第五五話 ぼくの為
☆午前零時四〇分 シミュレーションルーム前
「暦ちゃん!!」
不意に、わたしの両肩を靭やかにして力強い力が掴んだ。
「暦ちゃん、良かった!! 俺、暦ちゃんがてっきり連れ去られたのかと……」
竜の顔は心配と焦燥、そして安堵で濡れている。ここでわたしは気付いた。わたしは、知らぬ間に二度も竜に嫌な思いをさせてしまったらしい。
「ごめん」
竜は、わたしの事を責めなかった。いや、正確に言うとそんな余裕はなかったのかもしれない。
その視線は、哲也の方を向いていたのだから。
「あんたが、竜先輩? なるほど、『結構』やりそうだね。リオン、珍しく嘘付いてなかったんだ」
挑発的な態度を見せる哲也。美少年の小さな顔に、不敵な笑みが浮かぶ。
「話は聞いてるよ。怪獣にトラックで突貫とか、片目が潰れたままゼージスを乗り回したとか。先輩、いわゆる『ヒーロー』って人でしょ?」
竜は何も答えない。ただわたしを庇うように目の前に立っている。効果が無いと思ったのだろうか、哲也の視線がわたしを向いた気がした。

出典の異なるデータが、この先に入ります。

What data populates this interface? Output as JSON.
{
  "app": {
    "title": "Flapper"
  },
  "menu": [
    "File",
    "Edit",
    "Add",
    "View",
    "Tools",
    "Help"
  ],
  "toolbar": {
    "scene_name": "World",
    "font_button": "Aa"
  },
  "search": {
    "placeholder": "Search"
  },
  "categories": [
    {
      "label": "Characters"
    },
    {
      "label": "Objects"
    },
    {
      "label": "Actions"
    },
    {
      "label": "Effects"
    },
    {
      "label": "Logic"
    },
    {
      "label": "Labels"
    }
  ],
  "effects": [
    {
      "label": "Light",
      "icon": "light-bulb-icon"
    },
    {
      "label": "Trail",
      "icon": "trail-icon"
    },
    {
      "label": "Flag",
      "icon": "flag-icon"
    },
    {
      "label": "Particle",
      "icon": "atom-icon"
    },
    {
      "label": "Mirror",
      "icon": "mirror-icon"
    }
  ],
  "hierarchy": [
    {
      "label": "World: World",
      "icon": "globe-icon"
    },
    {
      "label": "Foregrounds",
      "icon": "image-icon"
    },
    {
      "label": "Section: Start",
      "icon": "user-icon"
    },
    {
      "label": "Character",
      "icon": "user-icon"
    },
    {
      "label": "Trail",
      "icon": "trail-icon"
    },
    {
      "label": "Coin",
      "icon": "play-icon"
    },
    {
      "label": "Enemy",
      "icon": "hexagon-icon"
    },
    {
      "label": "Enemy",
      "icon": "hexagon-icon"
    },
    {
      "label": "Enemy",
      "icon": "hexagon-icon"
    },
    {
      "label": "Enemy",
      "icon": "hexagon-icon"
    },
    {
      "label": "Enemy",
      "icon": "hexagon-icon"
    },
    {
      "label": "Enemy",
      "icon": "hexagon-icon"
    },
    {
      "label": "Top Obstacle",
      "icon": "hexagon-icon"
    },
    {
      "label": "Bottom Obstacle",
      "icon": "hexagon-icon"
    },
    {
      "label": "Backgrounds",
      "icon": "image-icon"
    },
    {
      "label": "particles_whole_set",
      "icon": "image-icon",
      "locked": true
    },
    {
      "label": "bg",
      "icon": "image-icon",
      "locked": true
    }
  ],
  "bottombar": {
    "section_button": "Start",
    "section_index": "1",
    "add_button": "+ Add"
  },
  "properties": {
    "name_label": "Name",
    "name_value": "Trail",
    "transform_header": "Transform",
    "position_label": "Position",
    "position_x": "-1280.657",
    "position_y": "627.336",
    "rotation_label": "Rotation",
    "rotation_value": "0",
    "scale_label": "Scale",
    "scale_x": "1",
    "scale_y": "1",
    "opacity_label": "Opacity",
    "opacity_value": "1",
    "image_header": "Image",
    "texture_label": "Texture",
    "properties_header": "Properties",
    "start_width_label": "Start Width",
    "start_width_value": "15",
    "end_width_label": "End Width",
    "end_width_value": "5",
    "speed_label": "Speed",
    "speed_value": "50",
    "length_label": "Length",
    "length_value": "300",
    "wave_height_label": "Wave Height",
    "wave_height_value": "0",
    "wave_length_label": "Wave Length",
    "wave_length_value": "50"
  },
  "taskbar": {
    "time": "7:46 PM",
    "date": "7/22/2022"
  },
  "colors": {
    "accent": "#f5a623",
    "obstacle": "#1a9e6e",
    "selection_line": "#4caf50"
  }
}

「これはぼくの持論なんだけどね、人が出せる一番の力は『自分が助かる為の行動』、つまりぼく自身の為の行動だと思うんだ」
「ぼく、自身?」
戸惑うわたしに哲也は続けた。
「何か美味いものを食べたい、面白い漫画を読みたい。人間、生きようと思えば思うほど未来を切り開けるんだ」
哲也は踵を返し、廊下の闇へと歩き出す。
「ぼくは、自分の為に生きている。─竜先輩、あなたはどっち?」
その声色に、油断はない。ただ『確信』のみがあった。
(ぼくは、君よりずっと強い)
竜の拳が僅かに震える。だが、それだけだった。
「数日後の演習は、よろしく」
たった一言。わたしの手を引く竜の足取りには、確固たるただ一つの思いだけがあった。